The concepts of having control and letting go may seem contradictory. But they aren’t. Our emotional state is something we can’t control but only accept. But through the acceptance, we gain control over our attitude towards this emotional state we’re in. Thus attaining control by letting go. Just another kind of control. You will inevitably feel anger when you’re wronged by someone. Just like Ellie did. And you will just as inevitably feel guilt when you had wronged someone. Just like Ellie did. It’s what you do with this feeling that’s important. We tend to fear guilt because it’s ugly and painful. Because it makes us bad. We rarely recognize the hidden meaning behind guilt though. The feeling of guilt manifests our power, the control we have over the world. If you had no power, you wouldn’t be able to hurt and thus there would be no reason to feel guilt. If you feel guilty, you are not powerless. Realizing and facing your guilt can be paralyzing, so it’s not that surprising that Ellie stops choking Abby. And guilt is closely interlinked with power, so it is only logical that Ellie comes to this realization at the moment when she feels the strongest physically.
There’s also another level in which the concept of having control works throughout The Last of Us Part II. It’s the control the player has over what is happening in the game.
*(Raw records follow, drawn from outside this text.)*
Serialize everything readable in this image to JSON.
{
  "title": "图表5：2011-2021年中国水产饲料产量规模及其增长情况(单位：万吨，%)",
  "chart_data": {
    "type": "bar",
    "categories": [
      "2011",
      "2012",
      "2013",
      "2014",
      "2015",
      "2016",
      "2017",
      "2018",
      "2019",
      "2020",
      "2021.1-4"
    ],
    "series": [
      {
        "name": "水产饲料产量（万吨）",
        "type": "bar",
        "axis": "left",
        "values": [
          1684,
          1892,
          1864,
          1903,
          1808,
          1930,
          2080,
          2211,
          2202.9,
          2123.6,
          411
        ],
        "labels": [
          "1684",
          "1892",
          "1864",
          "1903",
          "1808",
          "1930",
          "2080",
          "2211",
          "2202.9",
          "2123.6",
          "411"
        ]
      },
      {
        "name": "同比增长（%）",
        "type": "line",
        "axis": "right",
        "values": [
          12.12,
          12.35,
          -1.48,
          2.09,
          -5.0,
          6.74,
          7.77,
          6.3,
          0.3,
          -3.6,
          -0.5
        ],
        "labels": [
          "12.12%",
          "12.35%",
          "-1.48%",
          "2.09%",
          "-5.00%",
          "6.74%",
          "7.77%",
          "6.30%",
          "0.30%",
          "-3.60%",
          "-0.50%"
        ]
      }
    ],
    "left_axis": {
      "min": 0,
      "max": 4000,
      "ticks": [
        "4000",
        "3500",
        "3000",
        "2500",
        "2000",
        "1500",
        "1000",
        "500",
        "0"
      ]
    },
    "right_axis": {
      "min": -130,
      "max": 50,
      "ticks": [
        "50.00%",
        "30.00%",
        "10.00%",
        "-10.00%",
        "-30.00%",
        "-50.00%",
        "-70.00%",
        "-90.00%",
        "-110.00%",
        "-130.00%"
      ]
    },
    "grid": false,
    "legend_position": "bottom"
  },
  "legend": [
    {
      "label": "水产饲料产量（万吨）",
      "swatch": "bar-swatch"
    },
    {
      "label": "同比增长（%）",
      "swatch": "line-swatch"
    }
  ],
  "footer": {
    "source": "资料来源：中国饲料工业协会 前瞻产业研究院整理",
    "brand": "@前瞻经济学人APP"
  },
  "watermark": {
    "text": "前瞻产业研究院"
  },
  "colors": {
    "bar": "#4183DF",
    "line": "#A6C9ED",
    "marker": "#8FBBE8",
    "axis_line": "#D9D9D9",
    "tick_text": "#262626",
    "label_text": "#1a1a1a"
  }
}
It’s not the fact that Joel died that made people so frustrated, it’s how it happened. I felt it wasn’t fair too. It was harsh and brutal. And kinda small. But the more I think about it, the more I like it. I could have written a heroic death for him in my head without there ever being a second game. The sequel could have told a simpler story — more straightforward, more of what we all wanted. But don’t we say that we want stories to challenge us? I definitely do.
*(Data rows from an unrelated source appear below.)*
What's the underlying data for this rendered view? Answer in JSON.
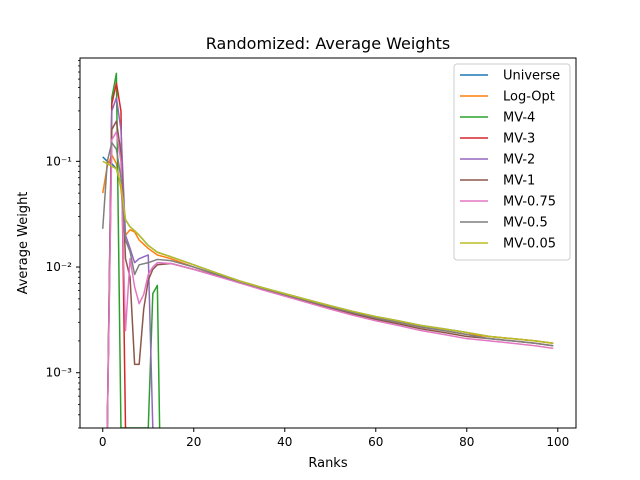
{
  "chart_data": {
    "type": "line",
    "title": "Randomized: Average Weights",
    "xlabel": "Ranks",
    "ylabel": "Average Weight",
    "yscale": "log",
    "xlim": [
      -5,
      104
    ],
    "ylim": [
      0.0003,
      0.95
    ],
    "grid": false,
    "legend_position": "top-right",
    "x_ticks": [
      0,
      20,
      40,
      60,
      80,
      100
    ],
    "x_tick_labels": [
      "0",
      "20",
      "40",
      "60",
      "80",
      "100"
    ],
    "y_major_ticks": [
      0.001,
      0.01,
      0.1
    ],
    "y_tick_labels": [
      "10⁻³",
      "10⁻²",
      "10⁻¹"
    ],
    "x_range": [
      0,
      99
    ],
    "series": [
      {
        "name": "Universe",
        "color": "#1f77b4",
        "points": [
          [
            0,
            0.11
          ],
          [
            1,
            0.1
          ],
          [
            2,
            0.095
          ],
          [
            3,
            0.085
          ],
          [
            4,
            0.06
          ],
          [
            5,
            0.028
          ],
          [
            6,
            0.024
          ],
          [
            7,
            0.022
          ],
          [
            8,
            0.02
          ],
          [
            10,
            0.016
          ],
          [
            12,
            0.0138
          ],
          [
            15,
            0.0125
          ],
          [
            20,
            0.0105
          ],
          [
            25,
            0.0088
          ],
          [
            30,
            0.0074
          ],
          [
            35,
            0.0064
          ],
          [
            40,
            0.0056
          ],
          [
            45,
            0.0049
          ],
          [
            50,
            0.0043
          ],
          [
            55,
            0.0038
          ],
          [
            60,
            0.0034
          ],
          [
            65,
            0.0031
          ],
          [
            70,
            0.0028
          ],
          [
            75,
            0.0026
          ],
          [
            80,
            0.0024
          ],
          [
            85,
            0.0022
          ],
          [
            90,
            0.0021
          ],
          [
            95,
            0.002
          ],
          [
            99,
            0.0019
          ]
        ]
      },
      {
        "name": "Log-Opt",
        "color": "#ff7f0e",
        "points": [
          [
            0,
            0.05
          ],
          [
            1,
            0.09
          ],
          [
            2,
            0.115
          ],
          [
            3,
            0.095
          ],
          [
            4,
            0.055
          ],
          [
            5,
            0.02
          ],
          [
            6,
            0.0225
          ],
          [
            7,
            0.0215
          ],
          [
            8,
            0.018
          ],
          [
            10,
            0.015
          ],
          [
            12,
            0.013
          ],
          [
            15,
            0.012
          ],
          [
            20,
            0.01
          ],
          [
            25,
            0.0085
          ],
          [
            30,
            0.0072
          ],
          [
            35,
            0.0063
          ],
          [
            40,
            0.0055
          ],
          [
            45,
            0.0048
          ],
          [
            50,
            0.0042
          ],
          [
            55,
            0.0037
          ],
          [
            60,
            0.0033
          ],
          [
            65,
            0.003
          ],
          [
            70,
            0.0027
          ],
          [
            75,
            0.0025
          ],
          [
            80,
            0.0023
          ],
          [
            85,
            0.0022
          ],
          [
            90,
            0.0021
          ],
          [
            95,
            0.002
          ],
          [
            99,
            0.0019
          ]
        ]
      },
      {
        "name": "MV-4",
        "color": "#2ca02c",
        "points": [
          [
            1,
            0.0003
          ],
          [
            2,
            0.4
          ],
          [
            3,
            0.68
          ],
          [
            4,
            0.0003
          ],
          [
            10,
            0.0003
          ],
          [
            11,
            0.0056
          ],
          [
            12,
            0.0067
          ],
          [
            12.5,
            0.0003
          ]
        ]
      },
      {
        "name": "MV-3",
        "color": "#d62728",
        "points": [
          [
            1,
            0.0003
          ],
          [
            2,
            0.35
          ],
          [
            3,
            0.55
          ],
          [
            4,
            0.3
          ],
          [
            5,
            0.0003
          ]
        ]
      },
      {
        "name": "MV-2",
        "color": "#9467bd",
        "points": [
          [
            1,
            0.0003
          ],
          [
            2,
            0.3
          ],
          [
            3,
            0.4
          ],
          [
            4,
            0.2
          ],
          [
            5,
            0.02
          ],
          [
            6,
            0.015
          ],
          [
            7,
            0.011
          ],
          [
            8,
            0.012
          ],
          [
            10,
            0.013
          ],
          [
            11,
            0.0003
          ]
        ]
      },
      {
        "name": "MV-1",
        "color": "#8c564b",
        "points": [
          [
            1,
            0.0003
          ],
          [
            2,
            0.2
          ],
          [
            3,
            0.24
          ],
          [
            4,
            0.12
          ],
          [
            5,
            0.012
          ],
          [
            6,
            0.008
          ],
          [
            7,
            0.0012
          ],
          [
            8,
            0.0012
          ],
          [
            9,
            0.004
          ],
          [
            10,
            0.0075
          ],
          [
            11,
            0.0095
          ],
          [
            12,
            0.0105
          ],
          [
            15,
            0.0108
          ],
          [
            20,
            0.0095
          ],
          [
            25,
            0.0083
          ],
          [
            30,
            0.0071
          ],
          [
            35,
            0.0062
          ],
          [
            40,
            0.0054
          ],
          [
            45,
            0.0047
          ],
          [
            50,
            0.0041
          ],
          [
            55,
            0.0036
          ],
          [
            60,
            0.0032
          ],
          [
            65,
            0.0029
          ],
          [
            70,
            0.0026
          ],
          [
            75,
            0.0024
          ],
          [
            80,
            0.0022
          ],
          [
            85,
            0.0021
          ],
          [
            90,
            0.002
          ],
          [
            95,
            0.0019
          ],
          [
            99,
            0.0018
          ]
        ]
      },
      {
        "name": "MV-0.75",
        "color": "#e377c2",
        "points": [
          [
            1,
            0.0003
          ],
          [
            2,
            0.16
          ],
          [
            3,
            0.19
          ],
          [
            4,
            0.1
          ],
          [
            5,
            0.0025
          ],
          [
            6,
            0.012
          ],
          [
            7,
            0.0065
          ],
          [
            8,
            0.0045
          ],
          [
            9,
            0.0055
          ],
          [
            10,
            0.0085
          ],
          [
            11,
            0.01
          ],
          [
            12,
            0.011
          ],
          [
            15,
            0.0108
          ],
          [
            20,
            0.0095
          ],
          [
            25,
            0.0082
          ],
          [
            30,
            0.0071
          ],
          [
            35,
            0.0061
          ],
          [
            40,
            0.0053
          ],
          [
            45,
            0.0046
          ],
          [
            50,
            0.004
          ],
          [
            55,
            0.0035
          ],
          [
            60,
            0.0031
          ],
          [
            65,
            0.0028
          ],
          [
            70,
            0.0025
          ],
          [
            75,
            0.0023
          ],
          [
            80,
            0.0021
          ],
          [
            85,
            0.002
          ],
          [
            90,
            0.0019
          ],
          [
            95,
            0.0018
          ],
          [
            99,
            0.0017
          ]
        ]
      },
      {
        "name": "MV-0.5",
        "color": "#7f7f7f",
        "points": [
          [
            0,
            0.023
          ],
          [
            1,
            0.1
          ],
          [
            2,
            0.15
          ],
          [
            3,
            0.13
          ],
          [
            4,
            0.07
          ],
          [
            5,
            0.018
          ],
          [
            6,
            0.014
          ],
          [
            7,
            0.0085
          ],
          [
            8,
            0.0105
          ],
          [
            10,
            0.011
          ],
          [
            12,
            0.0118
          ],
          [
            15,
            0.0115
          ],
          [
            20,
            0.01
          ],
          [
            25,
            0.0085
          ],
          [
            30,
            0.0073
          ],
          [
            35,
            0.0063
          ],
          [
            40,
            0.0055
          ],
          [
            45,
            0.0048
          ],
          [
            50,
            0.0042
          ],
          [
            55,
            0.0037
          ],
          [
            60,
            0.0033
          ],
          [
            65,
            0.003
          ],
          [
            70,
            0.0027
          ],
          [
            75,
            0.0025
          ],
          [
            80,
            0.0023
          ],
          [
            85,
            0.0021
          ],
          [
            90,
            0.002
          ],
          [
            95,
            0.0019
          ],
          [
            99,
            0.0018
          ]
        ]
      },
      {
        "name": "MV-0.05",
        "color": "#bcbd22",
        "points": [
          [
            0,
            0.1
          ],
          [
            1,
            0.095
          ],
          [
            2,
            0.09
          ],
          [
            3,
            0.085
          ],
          [
            4,
            0.06
          ],
          [
            5,
            0.028
          ],
          [
            6,
            0.024
          ],
          [
            7,
            0.022
          ],
          [
            8,
            0.02
          ],
          [
            10,
            0.016
          ],
          [
            12,
            0.0138
          ],
          [
            15,
            0.0125
          ],
          [
            20,
            0.0105
          ],
          [
            25,
            0.0088
          ],
          [
            30,
            0.0074
          ],
          [
            35,
            0.0064
          ],
          [
            40,
            0.0056
          ],
          [
            45,
            0.0049
          ],
          [
            50,
            0.0043
          ],
          [
            55,
            0.0038
          ],
          [
            60,
            0.0034
          ],
          [
            65,
            0.0031
          ],
          [
            70,
            0.0028
          ],
          [
            75,
            0.0026
          ],
          [
            80,
            0.0024
          ],
          [
            85,
            0.0022
          ],
          [
            90,
            0.0021
          ],
          [
            95,
            0.002
          ],
          [
            99,
            0.0019
          ]
        ]
      }
    ]
  }
}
The Last of Us Part II was one of the most challenging things I ever experienced. It took control away for me not only by making me do certain actions or play for certain characters but also narratively. I wanted my beloved character to have a huge death. The truth is though that it would have given me nothing more than a brief sense of satisfaction, a reassurance that I was right. And no real impact. What I got with The Last of Us Part II was a reality check. An emotional response that felt the closest you can probably get from a fictional work to an actual feeling of the loss of a loved one. It’s not huge and it’s not heroic. It’s just sheer helplessness. Now, the player is in the same emotional state Ellie is. You are filled with anger and feel helpless. It’s what you do with these feelings that’s important. Do you avoid them? Protest them? Ignore them? Or do you accept and deal with them? The choice is yours.